It seems that $\cos(\pi x)$ is given by $$\cos(\pi x)=\frac{\sinh(\pi)}{\pi}\sum_{n=0}^{\infty}\left(\frac{\left(-1\right)^{n}}{1+\left(x-n\right)^{2}}-\frac{\left(-1\right)^{n\ }}{1+\left(x+n+1\right)^{2}}\right).$$ I found this by playing around in desmos. Do you know how we could prove this? Has a similar result to this been published elsewhere on the internet? I can't find anything.
1 Answers
The correct value of the sum reads: $$ \sum_{n=-\infty}^\infty\frac{(-1)^n}{1+(x-n)^2}= \frac{\pi\sinh(\pi)\cos(\pi x)}{\sinh^2(\pi)+\sin^2(\pi x)},\tag1 $$ which (slightly) deviates from your claim. It would be identical if $\sin^2(\pi x)$ in the denominator were removed. Here the difference of the claimed and actual expressions is shown:
The simplest way to prove the expression (1) is using the Mittag-Leffler's theorem. Indeed both sides of the equality have the same sets of simple poles at $z^\pm_n=n\pm i$ with the same corresponding residues $\operatorname{res}_{z^\pm_n}(f)=\pm\frac{(-1)^n}{2i}$.

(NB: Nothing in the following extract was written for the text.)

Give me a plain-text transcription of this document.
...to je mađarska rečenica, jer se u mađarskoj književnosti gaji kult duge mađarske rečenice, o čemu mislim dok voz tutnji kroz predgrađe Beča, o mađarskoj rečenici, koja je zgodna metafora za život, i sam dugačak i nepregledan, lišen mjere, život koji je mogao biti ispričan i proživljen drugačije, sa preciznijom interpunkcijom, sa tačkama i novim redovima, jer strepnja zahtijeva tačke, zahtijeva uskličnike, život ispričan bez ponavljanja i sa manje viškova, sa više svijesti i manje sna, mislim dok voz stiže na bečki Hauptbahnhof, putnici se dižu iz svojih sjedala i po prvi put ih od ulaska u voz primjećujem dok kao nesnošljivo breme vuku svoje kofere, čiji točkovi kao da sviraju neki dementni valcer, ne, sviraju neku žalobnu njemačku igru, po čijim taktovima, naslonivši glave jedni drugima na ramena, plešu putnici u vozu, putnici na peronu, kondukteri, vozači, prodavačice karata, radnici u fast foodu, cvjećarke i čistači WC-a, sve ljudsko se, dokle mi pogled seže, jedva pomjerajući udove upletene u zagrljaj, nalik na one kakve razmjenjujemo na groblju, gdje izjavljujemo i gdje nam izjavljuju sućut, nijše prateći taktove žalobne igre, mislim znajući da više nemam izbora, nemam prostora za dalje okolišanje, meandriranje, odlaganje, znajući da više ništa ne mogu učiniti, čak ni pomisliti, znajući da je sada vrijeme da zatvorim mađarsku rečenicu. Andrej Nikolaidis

A more constructive approach: $$\begin{align} \sum_{n=-\infty}^\infty\frac{(-1)^n}{1+(x-n)^2} &=\frac1{2i}\sum_{n=-\infty}^\infty(-1)^n\left[\frac{1}{x-n-i}-\frac{1}{x-n+i}\right]\tag2\\ &=\frac\pi{2i}\left[\frac{1}{\sin(\pi(x-i))}-\frac{1}{\sin(\pi(x+i))}\right]\tag3\\ &=\frac\pi{2i}\frac{2\cos(\pi x)\sin(\pi i)} {[\sin(\pi x)\cos(\pi i)]^2-[\cos(\pi x)\sin(\pi i)]^2}\tag4\\ &=\frac{\pi\sinh(\pi)\cos(\pi x)} {\cosh^2(\pi)\sin^2(\pi x)+\sinh^2(\pi)\cos^2(\pi x)}\tag5\\ &=\frac{\pi\sinh(\pi)\cos(\pi x)}{\sinh^2(\pi)+\sin^2(\pi x)}.\tag6 \end{align} $$
Explanation:
$(2)\to(3)$: $\displaystyle\sum_{n=-\infty}^\infty\frac{(-1)^n}{z-n}=\frac\pi{\sin(\pi z)}$;
$(3)\to(4)$: $\displaystyle\sin(x+y)=\sin(x)\cos(y)+\cos(x)\sin(y)$;
$(4)\to(5)$: $\displaystyle\sin(ix)=i\sinh(x),\; \cos(ix)=\cosh(x)$;
$(5)\to(6)$: $\displaystyle \cosh^2(x)=\sinh^2(x)+1$.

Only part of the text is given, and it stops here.